Nursing student, Paola Sagastizado has a dissimilar opinion of judging professors on first sight.

“I don’t think much of it. When they start talking, that’s when you can judge them as a professor,” Sagastizado said.

Dean of Language Arts and communications, Lee Douglas believes there are benefits to having a more diverse faculty.

“We’re not talking about diminishing the faculty that is doing great work now. We’re talking about the potential benefits, added benefits, of having a diverse faculty,” Douglas said.

Cynthia Quintero a professor of Foreign Language feels that any issue that has to deal with equity is important.

“I think as an educational institution we need to be at the forefront of calling out these things that we think are not right,” Quintero said.

Annahita Mahdavi makes a larger point when talking about the racial gap at LBCC.

“This is not just in Long Beach City College, this is in academia across nation.”

The inequity is also felt on an individual level by faculty like professor of history and political science, Donald Douglas.

“Sometimes I feel a little bit I guess unrepresented or a little bit isolated as a minority faculty member that unless you really work hard to work with or to belong to other groups of minority faculty you might feel isolated … as a faculty member myself sometimes I don’t feel like the college is doing as much as they can.
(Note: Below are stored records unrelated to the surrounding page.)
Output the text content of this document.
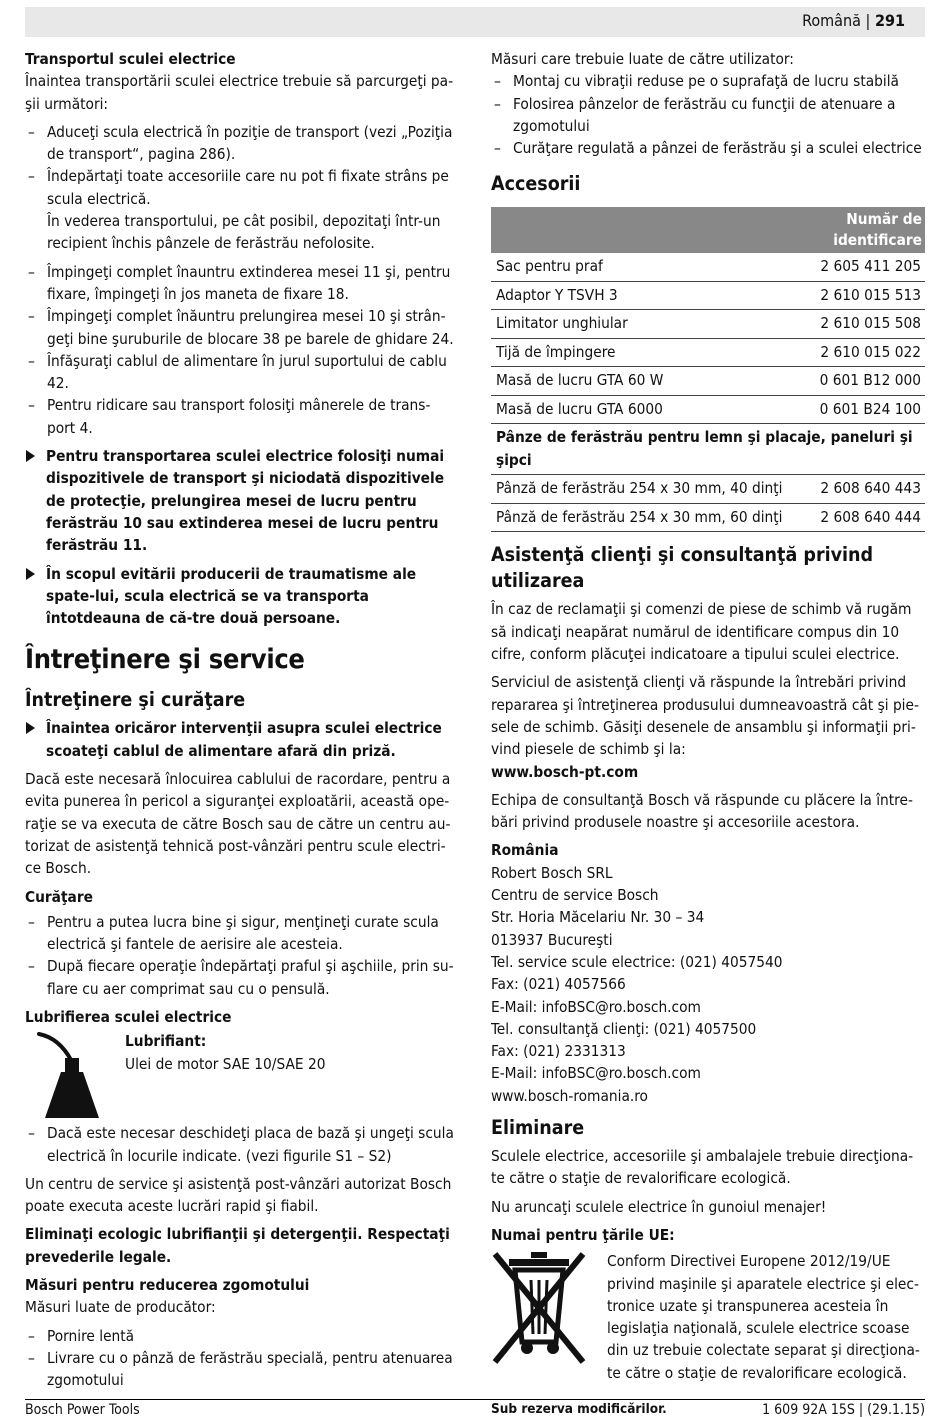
Română | 291

Transportul sculei electrice

Înaintea transportării sculei electrice trebuie să parcurgeţi pa-şii următori:

– Aduceţi scula electrică în poziţie de transport (vezi „Poziţia de transport“, pagina 286).

– Îndepărtaţi toate accesoriile care nu pot fi fixate strâns pe scula electrică.

În vederea transportului, pe cât posibil, depozitaţi într-un recipient închis pânzele de ferăstrău nefolosite.

– Împingeţi complet înauntru extinderea mesei 11 şi, pentru fixare, împingeţi în jos maneta de fixare 18.

– Împingeţi complet înăuntru prelungirea mesei 10 şi strân-geţi bine şuruburile de blocare 38 pe barele de ghidare 24.

– Înfăşuraţi cablul de alimentare în jurul suportului de cablu 42.

– Pentru ridicare sau transport folosiţi mânerele de trans-port 4.

Pentru transportarea sculei electrice folosiţi numai dispozitivele de transport şi niciodată dispozitivele de protecţie, prelungirea mesei de lucru pentru ferăstrău 10 sau extinderea mesei de lucru pentru ferăstrău 11.

În scopul evitării producerii de traumatisme ale spate-lui, scula electrică se va transporta întotdeauna de că-tre două persoane.

Întreţinere şi service

Întreţinere şi curăţare

Înaintea oricăror intervenţii asupra sculei electrice scoateţi cablul de alimentare afară din priză.

Dacă este necesară înlocuirea cablului de racordare, pentru a evita punerea în pericol a siguranţei exploatării, această ope-raţie se va executa de către Bosch sau de către un centru au-torizat de asistenţă tehnică post-vânzări pentru scule electri-ce Bosch.

Curăţare

– Pentru a putea lucra bine şi sigur, menţineţi curate scula electrică şi fantele de aerisire ale acesteia.

– După fiecare operaţie îndepărtaţi praful şi aşchiile, prin su-flare cu aer comprimat sau cu o pensulă.

Lubrifierea sculei electrice

Lubrifiant:

Ulei de motor SAE 10/SAE 20

– Dacă este necesar deschideţi placa de bază şi ungeţi scula electrică în locurile indicate. (vezi figurile S1 – S2)

Un centru de service şi asistenţă post-vânzări autorizat Bosch poate executa aceste lucrări rapid şi fiabil.

Eliminaţi ecologic lubrifianţii şi detergenţii. Respectaţi prevederile legale.

Măsuri pentru reducerea zgomotului

Măsuri luate de producător:

– Pornire lentă

– Livrare cu o pânză de ferăstrău specială, pentru atenuarea zgomotului

Măsuri care trebuie luate de către utilizator:

– Montaj cu vibraţii reduse pe o suprafaţă de lucru stabilă

– Folosirea pânzelor de ferăstrău cu funcţii de atenuare a zgomotului

– Curăţare regulată a pânzei de ferăstrău şi a sculei electrice

Accesorii

Număr de identificare	
Sac pentru praf	2 605 411 205
Adaptor Y TSVH 3	2 610 015 513
Limitator unghiular	2 610 015 508
Tijă de împingere	2 610 015 022
Masă de lucru GTA 60 W	0 601 B12 000
Masă de lucru GTA 6000	0 601 B24 100
Pânze de ferăstrău pentru lemn şi placaje, paneluri şi şipci	
Pânză de ferăstrău 254 x 30 mm, 40 dinţi	2 608 640 443
Pânză de ferăstrău 254 x 30 mm, 60 dinţi	2 608 640 444

Asistenţă clienţi şi consultanţă privind utilizarea

În caz de reclamaţii şi comenzi de piese de schimb vă rugăm să indicaţi neapărat numărul de identificare compus din 10 cifre, conform plăcuţei indicatoare a tipului sculei electrice.

Serviciul de asistenţă clienţi vă răspunde la întrebări privind repararea şi întreţinerea produsului dumneavoastră cât şi pie-sele de schimb. Găsiţi desenele de ansamblu şi informaţii pri-vind piesele de schimb şi la:

www.bosch-pt.com

Echipa de consultanţă Bosch vă răspunde cu plăcere la între-bări privind produsele noastre şi accesoriile acestora.

România

Robert Bosch SRL

Centru de service Bosch

Str. Horia Măcelariu Nr. 30 – 34

013937 Bucureşti

Tel. service scule electrice: (021) 4057540

Fax: (021) 4057566

E-Mail: infoBSC@ro.bosch.com

Tel. consultanţă clienţi: (021) 4057500

Fax: (021) 2331313

E-Mail: infoBSC@ro.bosch.com

www.bosch-romania.ro

Eliminare

Sculele electrice, accesoriile şi ambalajele trebuie direcţiona-te către o staţie de revalorificare ecologică.

Nu aruncaţi sculele electrice în gunoiul menajer!

Numai pentru ţările UE:

Conform Directivei Europene 2012/19/UE privind maşinile şi aparatele electrice şi elec-tronice uzate şi transpunerea acesteia în legislaţia naţională, sculele electrice scoase din uz trebuie colectate separat şi direcţiona-te către o staţie de revalorificare ecologică.

Sub rezerva modificărilor.

Bosch Power Tools	1 609 92A 15S | (29.1.15)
It could be better,” Douglas said.

Leadership in the administrative and human resources offices are taking steps in the direction of diversifying new faculty hires.

Also, LBCC has historically started the application and hiring process later than other institutions of higher education, and just recently began implementing the process earlier.
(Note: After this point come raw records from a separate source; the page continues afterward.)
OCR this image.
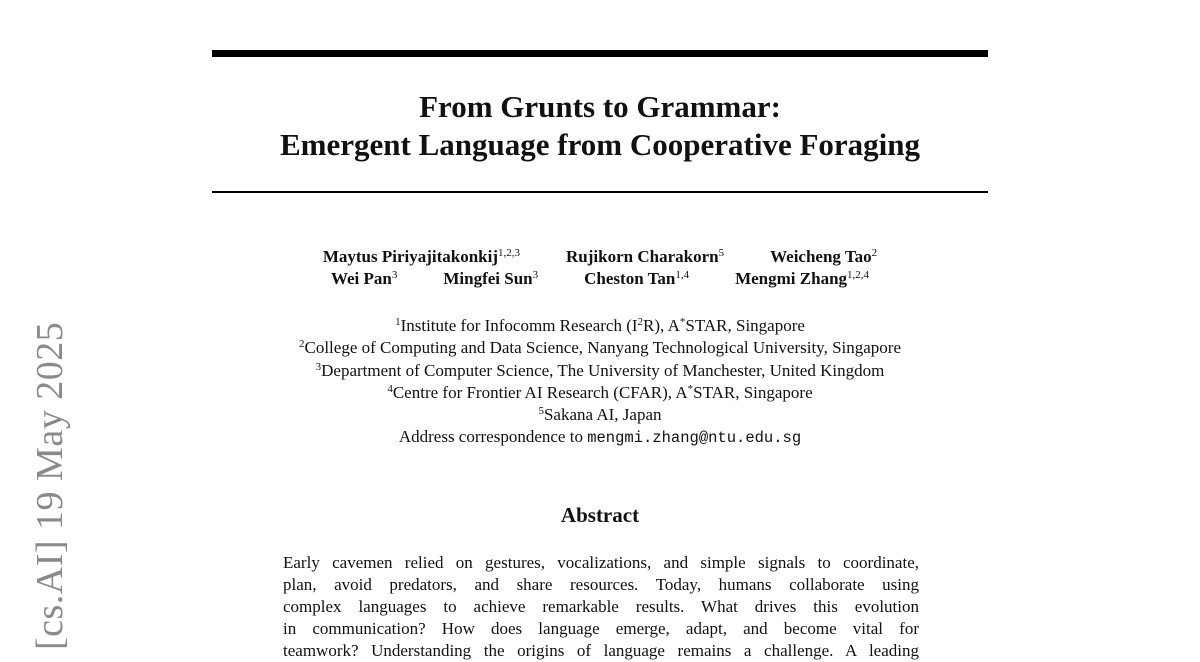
[cs.AI] 19 May 2025
From Grunts to Grammar:
Emergent Language from Cooperative Foraging
Maytus Piriyajitakonkij$^{1,2,3}$	Rujikorn Charakorn$^5$	Weicheng Tao$^2$
Wei Pan$^3$	Mingfei Sun$^3$	Cheston Tan$^{1,4}$	Mengmi Zhang$^{1,2,4}$
$^1$Institute for Infocomm Research $(I^2R)$, A*STAR, Singapore
$^2$College of Computing and Data Science, Nanyang Technological University, Singapore
$^3$Department of Computer Science, The University of Manchester, United Kingdom
$^4$Centre for Frontier AI Research (CFAR), A*STAR, Singapore
$^5$Sakana AI, Japan
Address correspondence to mengmi.zhang@ntu.edu.sg
Abstract
Early cavemen relied on gestures, vocalizations, and simple signals to coordinate,
plan, avoid predators, and share resources. Today, humans collaborate using
complex languages to achieve remarkable results. What drives this evolution
in communication? How does language emerge, adapt, and become vital for
teamwork? Understanding the origins of language remains a challenge. A leading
“LBCC was late to the game in terms of faculty hiring. We would hire after a couple of other colleges would pick up their faculty hires. We used to advertise more in  February or March for the fall hires. Now we’re advertising in December and January,” Romali said.

Another issue with increasing diversity hires for faculty is lack of outreach, in 2016 LBCC established the Equal Employment Opportunity Advisory Committee for the college and adopted a new plan.

According to the Long Beach Community College District Equal Employment Opportunity Plan 2016 – 2019, adopted by the Board of Trustees on May 24, 2016, when recruiting qualified applicants the hiring and application process is required to be statewide and employ the California Community College Equal Employment Opportunity Registry.

“We’ve gone to quite a number of more job fairs, reaching out to more diverse organizations, and also we are going to locally based organizations that represent people of different cultures to try and reach as many applicants as possible. The more I can get the word out the more diverse pool of applicants we’ll have,” Romali said.

This is an issue that cannot be fixed right away, it is a continuous process that requires ongoing attention.